The Indian government doesn’t want your data. It wants something more consequential. It tries to peer inside a device that never leaves your hands: your phone. What’s the result? Conflict between the government and global smartphone manufacturers. It has been explained as a technical disagreement over source code. That explanation is soothing, but also misleading.

This is not about some software line. The question is: Will the state supervise the behavior of the technology, or will it incorporate itself into the design of the technology? The government is considering mobile security standards that would require phone manufacturers to store phone logs for up to a year, notify authorities before major software updates, submit those updates for testing and possibly share elements of their source code, Reuters reported. The government says talks are ongoing and denies seeking access to the source code. But documents reviewed by Reuters suggest otherwise. The gap between these positions is not procedural. It’s philosophical.

Source code should have easy-to-understand explanations. It’s not your messages, photos, or contacts. This is an instruction manual written by engineers to explain the features of your phone. Access to the source code is access to the internal logic that controls the operation of the device.

From first principles, the state’s concerns are not unreasonable. There are nearly 750 million smartphones in use in India. They are a wallet, identity tool, work device, and political megaphone rolled into one. Fraud is on the rise. Cyber ​​vulnerabilities are real. A government that does nothing will naturally be accused of negligence.

The danger lies not in the purpose, but in the method.

Modern digital security is built on speed. Vulnerabilities emerge all the time. Fixes will only work if deployed quickly. Systems that delay updates, even with good intentions, open up opportunities for compromise. This is not a hypothetical risk. If the exploit is valid, delays of days or even hours can be problematic.

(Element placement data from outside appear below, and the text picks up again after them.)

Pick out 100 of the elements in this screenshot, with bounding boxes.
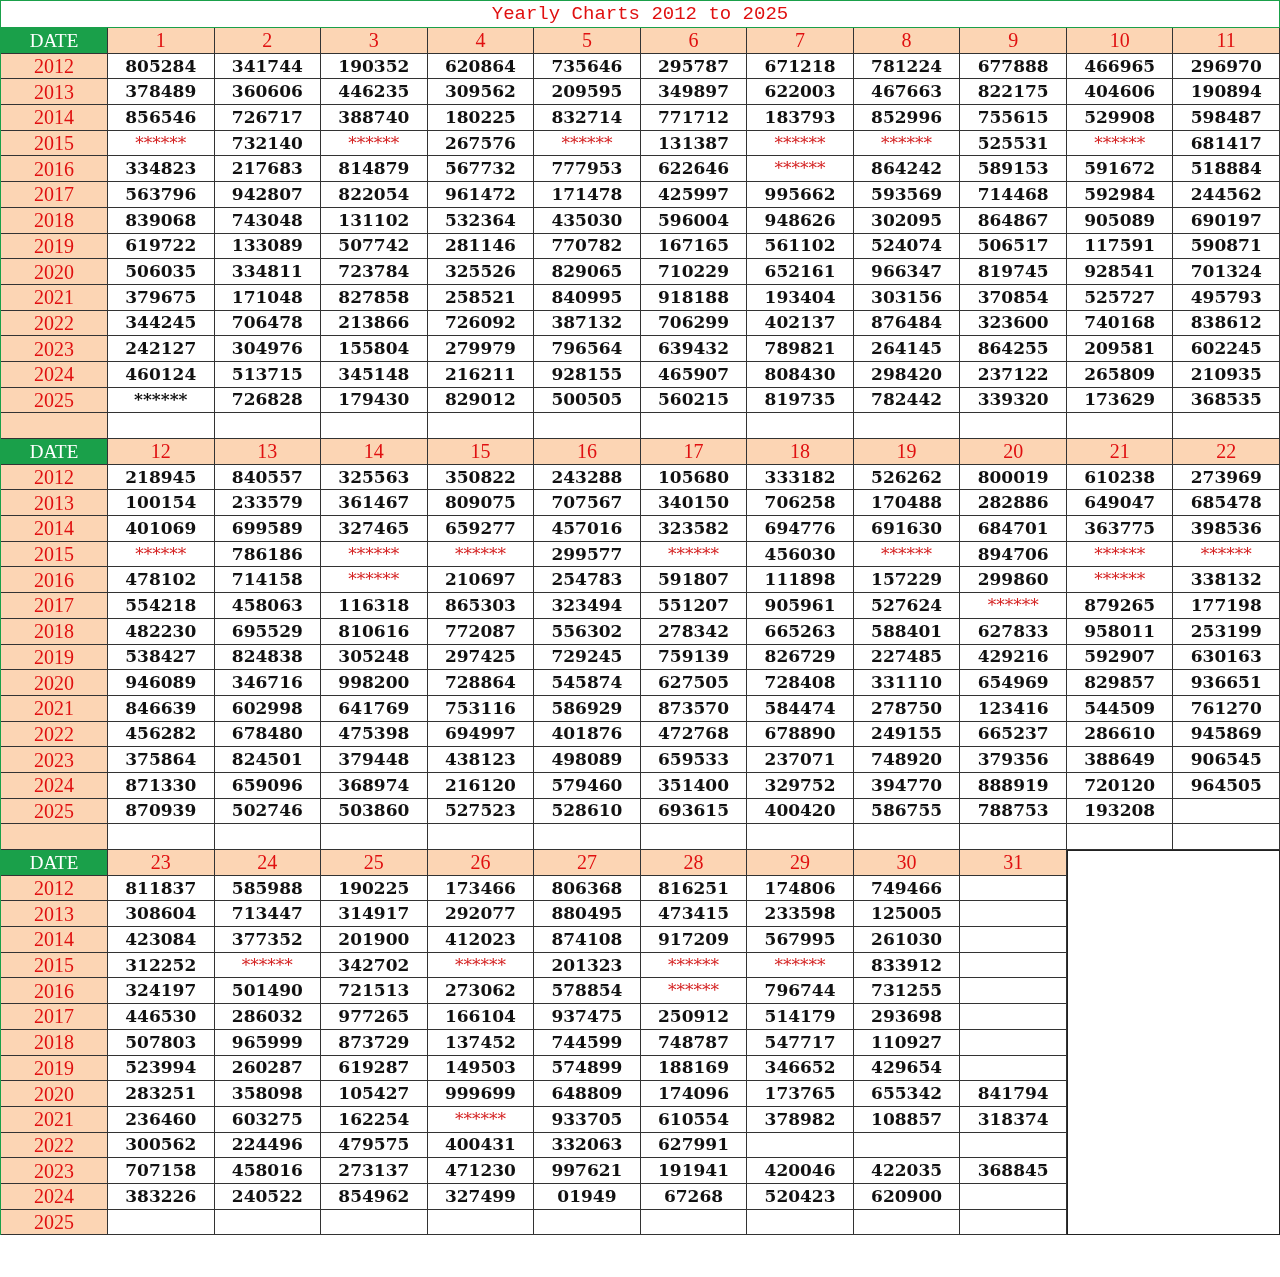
table-cell: 429216 — [960, 644, 1067, 671]
year-cell: 2022 — [1, 721, 108, 748]
table-cell: 681417 — [1173, 130, 1280, 157]
table-cell: 998200 — [321, 670, 428, 696]
table-cell: 602245 — [1173, 336, 1280, 362]
day-header: 9 — [960, 28, 1067, 54]
table-cell: 966347 — [853, 259, 961, 285]
table-cell: 755615 — [960, 105, 1067, 131]
year-cell: 2023 — [1, 336, 108, 362]
table-cell: 177198 — [1173, 593, 1280, 619]
table-cell: 292077 — [427, 901, 535, 928]
day-header: 4 — [427, 28, 535, 54]
table-cell: 260287 — [214, 1055, 322, 1082]
table-cell: 574899 — [534, 1055, 641, 1082]
masked-cell: ****** — [640, 978, 748, 1005]
table-cell: 854962 — [321, 1183, 428, 1210]
table-cell: 108857 — [853, 1106, 961, 1133]
table-cell: 460124 — [108, 361, 215, 388]
table-cell: 475398 — [321, 721, 428, 748]
table-cell: 324197 — [108, 978, 215, 1005]
table-cell: 273137 — [321, 1158, 428, 1184]
table-cell: 551207 — [640, 593, 748, 619]
table-cell: 678480 — [214, 721, 322, 748]
table-cell: 622003 — [747, 79, 854, 106]
table-cell: 244562 — [1173, 182, 1280, 208]
table-cell: 874108 — [534, 927, 641, 953]
table-cell: 400431 — [427, 1132, 535, 1159]
year-cell: 2012 — [1, 464, 108, 491]
table-cell: 936651 — [1173, 670, 1280, 696]
table-cell: 918188 — [640, 284, 748, 311]
table-cell: 506517 — [960, 233, 1067, 260]
table-cell: 906545 — [1173, 747, 1280, 773]
day-header: 19 — [853, 439, 961, 465]
table-cell: 162254 — [321, 1106, 428, 1133]
year-cell: 2016 — [1, 978, 108, 1005]
table-cell: 383226 — [108, 1183, 215, 1210]
table-cell: 446235 — [321, 79, 428, 106]
day-header: 26 — [427, 850, 535, 876]
table-cell: 360606 — [214, 79, 322, 106]
table-cell: 852996 — [853, 105, 961, 131]
table-cell: 242127 — [108, 336, 215, 362]
masked-cell: ****** — [321, 541, 428, 568]
table-cell: 331110 — [853, 670, 961, 696]
table-cell: 567995 — [747, 927, 854, 953]
year-cell: 2025 — [1, 798, 108, 825]
masked-cell: ****** — [960, 593, 1067, 619]
table-cell: 965999 — [214, 1029, 322, 1056]
table-cell: 706258 — [747, 490, 854, 517]
table-cell: 933705 — [534, 1106, 641, 1133]
table-cell: 01949 — [534, 1183, 641, 1210]
table-cell: 789821 — [747, 336, 854, 362]
table-cell: 318374 — [960, 1106, 1067, 1133]
table-cell: 273969 — [1173, 464, 1280, 491]
table-cell: 213866 — [321, 310, 428, 337]
day-header: 24 — [214, 850, 322, 876]
year-cell: 2024 — [1, 1183, 108, 1210]
table-cell: 339320 — [960, 387, 1067, 414]
table-cell: 713447 — [214, 901, 322, 928]
table-cell: 928541 — [1066, 259, 1174, 285]
table-cell: 309562 — [427, 79, 535, 106]
table-cell: 819745 — [960, 259, 1067, 285]
day-header: 28 — [640, 850, 748, 876]
day-header: 7 — [747, 28, 854, 54]
table-cell: 286610 — [1066, 721, 1174, 748]
table-cell: 190352 — [321, 53, 428, 80]
table-cell: 560215 — [640, 387, 748, 414]
table-cell: 278750 — [853, 695, 961, 722]
date-header: DATE — [1, 439, 108, 465]
table-cell: 401069 — [108, 516, 215, 542]
table-cell: 622646 — [640, 156, 748, 183]
masked-cell: ****** — [1066, 567, 1174, 594]
table-cell: 513715 — [214, 361, 322, 388]
table-cell: 905961 — [747, 593, 854, 619]
day-header: 13 — [214, 439, 322, 465]
day-header: 6 — [640, 28, 748, 54]
table-cell: 864867 — [960, 207, 1067, 234]
table-cell: 500505 — [534, 387, 641, 414]
year-cell: 2013 — [1, 79, 108, 106]
table-cell: 325563 — [321, 464, 428, 491]
table-cell: 735646 — [534, 53, 641, 80]
table-cell: 544509 — [1066, 695, 1174, 722]
table-cell: 180225 — [427, 105, 535, 131]
table-cell: 174806 — [747, 875, 854, 902]
table-cell: 523994 — [108, 1055, 215, 1082]
table-cell: 997621 — [534, 1158, 641, 1184]
table-cell: 556302 — [534, 618, 641, 645]
masked-cell: ****** — [1173, 541, 1280, 568]
table-cell: 388740 — [321, 105, 428, 131]
table-cell: 344245 — [108, 310, 215, 337]
table-cell: 394770 — [853, 772, 961, 799]
table-cell: 753116 — [427, 695, 535, 722]
table-cell: 822175 — [960, 79, 1067, 106]
chart-title: Yearly Charts 2012 to 2025 — [0, 0, 1280, 28]
table-cell: 591807 — [640, 567, 748, 594]
table-cell: 777953 — [534, 156, 641, 183]
table-cell: 630163 — [1173, 644, 1280, 671]
masked-cell: ****** — [853, 130, 961, 157]
day-header: 25 — [321, 850, 428, 876]
table-cell: 435030 — [534, 207, 641, 234]
table-cell: 514179 — [747, 1004, 854, 1030]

Sujit Janardhanan’s concerns start much earlier and elsewhere. Janardhanan, chief marketing officer (CMO) at Neysa Networks, points out that even before issues of monitoring and control, India struggles with internet access and affordability. This is true even within the narrow scope of telecommunications. Technologies such as 5G were sold as platforms that would enable last-mile innovation in sectors such as agriculture and education. In reality, their success is limited by access, cost, and a weak ecosystem.

Against this backdrop, Janardhanan questions initiatives that have been introduced without clarity on what specific risks they aim to address and why these tools are appropriate. Broad claims of “user data privacy” are unaccountable, he argues. The lack of global precedent only increases anxiety.

While Janardhanan sees the issue as one of trust and adoption, Apal Gupta, founding director of the Internet Freedom Foundation (IFF), points to the problem as structural and legal.

Mr. Gupta’s concern is not with isolated access to source code, but with systems formed around it. Even if states already have surveillance powers in certain cases, access to source code, combined with requirements such as pre-approval of operating system updates, advance notification of patches, long-term device logging, and restrictions on operating system changes, changes the nature of that power. Monitoring will move from targeted use to built-in functionality. The scale is the key.

There are also constitutional issues. Supreme Court precedent requires intrusions into privacy to satisfy tests of legality, necessity, and proportionality. Measures built into every mobile phone and pervasive throughout the population struggle to meet that standard, with unclear legal foundations and weak independent oversight. In practice, Mr. Gupta argues, the restrictions will be difficult to enforce.

Other democracies draw this line differently. Mobile phone security is typically improved through standards, audits, and vulnerability disclosure, but not by giving states the ability to delay, control, or throttle software updates or, by design, mandate operational logging.

The worst risk, according to Mr. Gupta, is not that the government will “read the code.” That means access becomes a conduit for mandating weakening changes, delaying critical patches, and imposing compliance requirements that increase state control but reduce actual security. India’s own experience with spyware allegations and zero-click attacks has already shown how powerful even nation-state actors can be when vulnerabilities are exploited.

Second-order effects are predictable. Devices that generate long-term behavioral logs invite self-censorship. Delays in updates weaken cybersecurity. Anti-rollback and anti-change rules reduce user control and lock users into vendor and state-approved software choices.

Taken together, the warning is stark. Even if trust is lost, users will not revolt. They retreat quietly, rationally, and massively. So the real question is not whether India should secure smartphones. It must be so.

The question is: Will security be built on speed, resiliency, and accountability, or will it be built on control, preauthorization, and architectural oversight? This decision is not limited to mobile phones. It will determine how software is written, how trust is maintained, and how power is exercised in India’s digital economy.

And once a phone is designed to be controlled, freedom cannot be easily relearned.